Nel romanzo aleggia la nostalgia per un periodo storico – gli anni Sessanta e Settanta – caratterizzato da cambiamenti sociali, battaglie politiche e soprattutto da partecipazione e coinvolgimento. Secondo lei dove è finita quella voglia di essere parte di un cambiamento? Perché si è miseramente svuotata?

È un argomento complesso dal quale bisognerebbe partire per capire la situazione di oggi. Gli anni Settanta sono stati anni straordinari. Basti pensare alle grandi conquiste di civiltà: dalla riforma psichiatrica alla legge per il divorzio. Conquiste per le quali la società civile, le organizzazioni politiche si sono battute. La strada era il terreno di protesta, a differenza di oggi che sono le aule dei tribunali. Purtroppo è accaduto che quel grande rinascimento ha finito per essere definito come gli “anni di piombo”. E di peggio non poteva accadere. Purtroppo, al di là delle grandi conquiste sociali, si era creata una frattura tra politica istituzionale e un nuovo proletariato che rivendicava un modello anti democristiano. E ciò accadeva in pieno “compromesso storico”. La base della sinistra si andava sfrangiando e questo partorì quelli che vennero definiti “i compagni che sbagliano”. Era vero che sbagliavano usando la lotta armata, ma dietro questo fenomeno estremo si celava una lacerazione della sinistra che non fu mai affrontata. Mentre il terrorismo di destra imperversava raggiungendo l’apice con la strage di Bologna in cui persero la vita 85 innocenti.

Cosa stava accadendo nel nostro paese?

Il clima di emotività, comprensibilissimo, ha finito con l’inghiottire un’analisi e un’elaborazione politica. Ha vinto la paura, il dolore. E la storia non è ancora stata scritta. Creando il binomio anni Settanta – anni di piombo.  Il che mi sembra riduttivo.

Il suo è un libro che scandaglia anche il dolore, la disperazione per la morte di chi si ama. Secondo lei occorre coraggio oggi, nell’epoca dei social, dei sorrisi e dei successi da ostentare, per raccontare la sofferenza emotiva?

La sofferenza emotiva ha acquisito sembianze nuove legate appunto all’esternalizzazione del dolore come materia di comunicazione. Il che non aiuta a uscire dal dolore, tantomeno a capirlo o a decifrarlo. Raccontare la sofferenza emotiva è un mezzo per capirla, per attraversarla come fosse un fiume in piena, per uscirne. Altrimenti il rischio è creare zone d’ombra che certamente non contribuiscono al benessere, alla felicità.

Nel romanzo i luoghi sono protagonisti. Angelita è romana ma è attratta da Marsiglia e da Napoli, luoghi irregolari, decadenti e bellissimi. Che cosa cerca in queste città di mare la sua protagonista?

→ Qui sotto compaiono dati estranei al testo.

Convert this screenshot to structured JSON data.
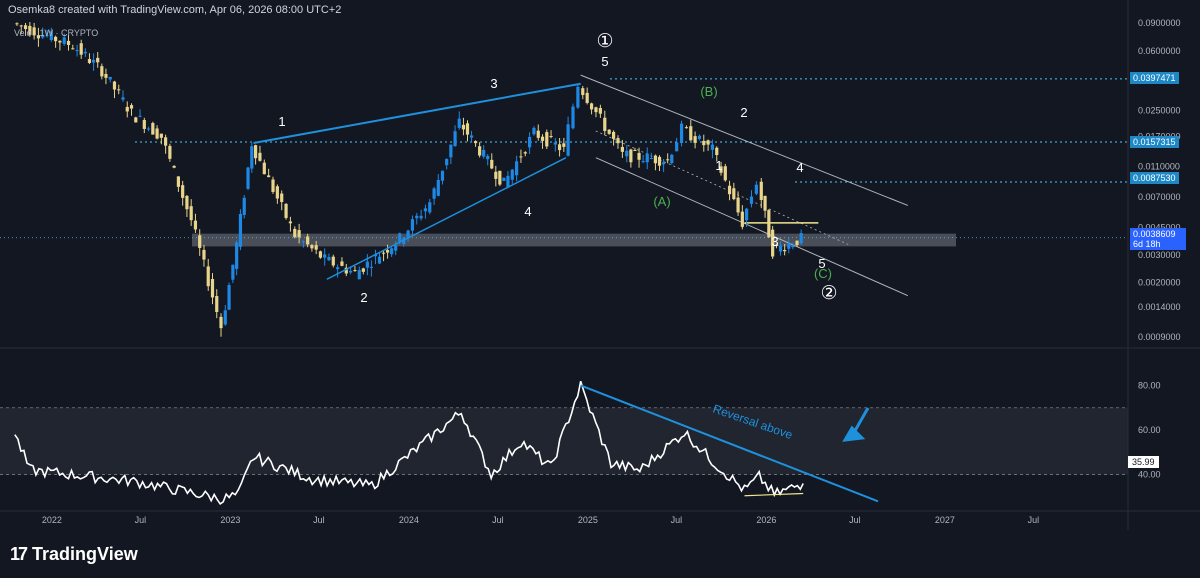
{
  "header": {
    "text": "Osemka8 created with TradingView.com, Apr 06, 2026 08:00 UTC+2"
  },
  "symbol": {
    "text": "Velo · 1W · CRYPTO"
  },
  "logo": {
    "mark": "17",
    "text": "TradingView"
  },
  "colors": {
    "background": "#131722",
    "candle_up": "#1e88e5",
    "candle_down": "#e8d48b",
    "trendline": "#1e90dc",
    "channel": "#b2b5be",
    "level_dotted": "#4fc3f7",
    "support_zone": "#787b86",
    "oscillator": "#ffffff",
    "wave_label_green": "#4caf50",
    "current_price": "#2962ff"
  },
  "price_axis": {
    "ticks": [
      "0.0900000",
      "0.0600000",
      "0.0250000",
      "0.0170000",
      "0.0110000",
      "0.0070000",
      "0.0045000",
      "0.0030000",
      "0.0020000",
      "0.0014000",
      "0.0009000"
    ],
    "levels": [
      {
        "label": "0.0397471",
        "value": 0.0397471
      },
      {
        "label": "0.0157315",
        "value": 0.0157315
      },
      {
        "label": "0.0087530",
        "value": 0.008753
      }
    ],
    "current": {
      "label": "0.0038609",
      "countdown": "6d 18h",
      "value": 0.0038609
    }
  },
  "osc_axis": {
    "ticks": [
      "80.00",
      "60.00",
      "40.00"
    ],
    "current": "35.99",
    "annotation": "Reversal above"
  },
  "time_axis": {
    "labels": [
      "2022",
      "Jul",
      "2023",
      "Jul",
      "2024",
      "Jul",
      "2025",
      "Jul",
      "2026",
      "Jul",
      "2027",
      "Jul"
    ]
  },
  "wave_labels": {
    "impulse_1": [
      "1",
      "2",
      "3",
      "4",
      "5"
    ],
    "correction": [
      "(A)",
      "(B)",
      "(C)"
    ],
    "sub_c": [
      "1",
      "2",
      "3",
      "4",
      "5"
    ],
    "degree": [
      "①",
      "②"
    ]
  },
  "chart_data": {
    "type": "candlestick",
    "title": "Velo · 1W · CRYPTO",
    "scale": "log",
    "price_range": [
      0.0008,
      0.1
    ],
    "time_range": [
      "2021-10",
      "2027-12"
    ],
    "price_path": [
      {
        "date": "2021-10",
        "price": 0.09
      },
      {
        "date": "2022-02",
        "price": 0.065
      },
      {
        "date": "2022-04",
        "price": 0.045
      },
      {
        "date": "2022-06",
        "price": 0.024
      },
      {
        "date": "2022-08",
        "price": 0.017
      },
      {
        "date": "2022-10",
        "price": 0.005
      },
      {
        "date": "2022-12",
        "price": 0.00105
      },
      {
        "date": "2023-01",
        "price": 0.0035
      },
      {
        "date": "2023-02",
        "price": 0.0155
      },
      {
        "date": "2023-05",
        "price": 0.004
      },
      {
        "date": "2023-07",
        "price": 0.0028
      },
      {
        "date": "2023-09",
        "price": 0.0023
      },
      {
        "date": "2023-12",
        "price": 0.0038
      },
      {
        "date": "2024-02",
        "price": 0.0065
      },
      {
        "date": "2024-04",
        "price": 0.021
      },
      {
        "date": "2024-07",
        "price": 0.0085
      },
      {
        "date": "2024-09",
        "price": 0.018
      },
      {
        "date": "2024-11",
        "price": 0.014
      },
      {
        "date": "2024-12",
        "price": 0.037
      },
      {
        "date": "2025-03",
        "price": 0.013
      },
      {
        "date": "2025-06",
        "price": 0.012
      },
      {
        "date": "2025-07",
        "price": 0.019
      },
      {
        "date": "2025-09",
        "price": 0.014
      },
      {
        "date": "2025-11",
        "price": 0.0048
      },
      {
        "date": "2025-12",
        "price": 0.0088
      },
      {
        "date": "2026-01",
        "price": 0.0032
      },
      {
        "date": "2026-03",
        "price": 0.0038
      }
    ],
    "oscillator": {
      "range": [
        25,
        95
      ],
      "zone": [
        40,
        70
      ],
      "points": [
        {
          "date": "2021-10",
          "value": 58
        },
        {
          "date": "2021-11",
          "value": 42
        },
        {
          "date": "2022-06",
          "value": 37
        },
        {
          "date": "2022-12",
          "value": 29
        },
        {
          "date": "2023-01",
          "value": 31
        },
        {
          "date": "2023-02",
          "value": 48
        },
        {
          "date": "2023-06",
          "value": 38
        },
        {
          "date": "2023-10",
          "value": 35
        },
        {
          "date": "2024-04",
          "value": 68
        },
        {
          "date": "2024-06",
          "value": 40
        },
        {
          "date": "2024-08",
          "value": 55
        },
        {
          "date": "2024-10",
          "value": 43
        },
        {
          "date": "2024-12",
          "value": 80
        },
        {
          "date": "2025-02",
          "value": 45
        },
        {
          "date": "2025-04",
          "value": 42
        },
        {
          "date": "2025-07",
          "value": 59
        },
        {
          "date": "2025-09",
          "value": 45
        },
        {
          "date": "2025-11",
          "value": 33
        },
        {
          "date": "2025-12",
          "value": 39
        },
        {
          "date": "2026-01",
          "value": 31
        },
        {
          "date": "2026-03",
          "value": 36
        }
      ]
    }
  }
}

Il Mediterraneo.  Un’antica cultura che ha la capacità di rinnovarsi come le onde del mare. Napoli e Marsiglia sono due città che soffrono, che vivono, che si appassionano.

Angelita compie un percorso nel presente narrativo che passa attraverso la ricostruzione di alcuni episodi storici che hanno coinvolto Fabrizio da giovane. La sua protagonista sembra non avere paura della verità, anche quando è scomoda e indigeribile. Voler perseguire la chiarezza, secondo lei, è una forma di onestà?

Si. La verità ci aiuta a capire, a capirci

Durante la scrittura del romanzo c’è qualche libro che l’ha accompagnata e che ci vuole consigliare?

Sono una grande fan di Goliarda Sapienza che non a caso ho citato nel romanzo. Una donna che ha vissuto la sua sofferenza fino alla fine dei suoi giorni.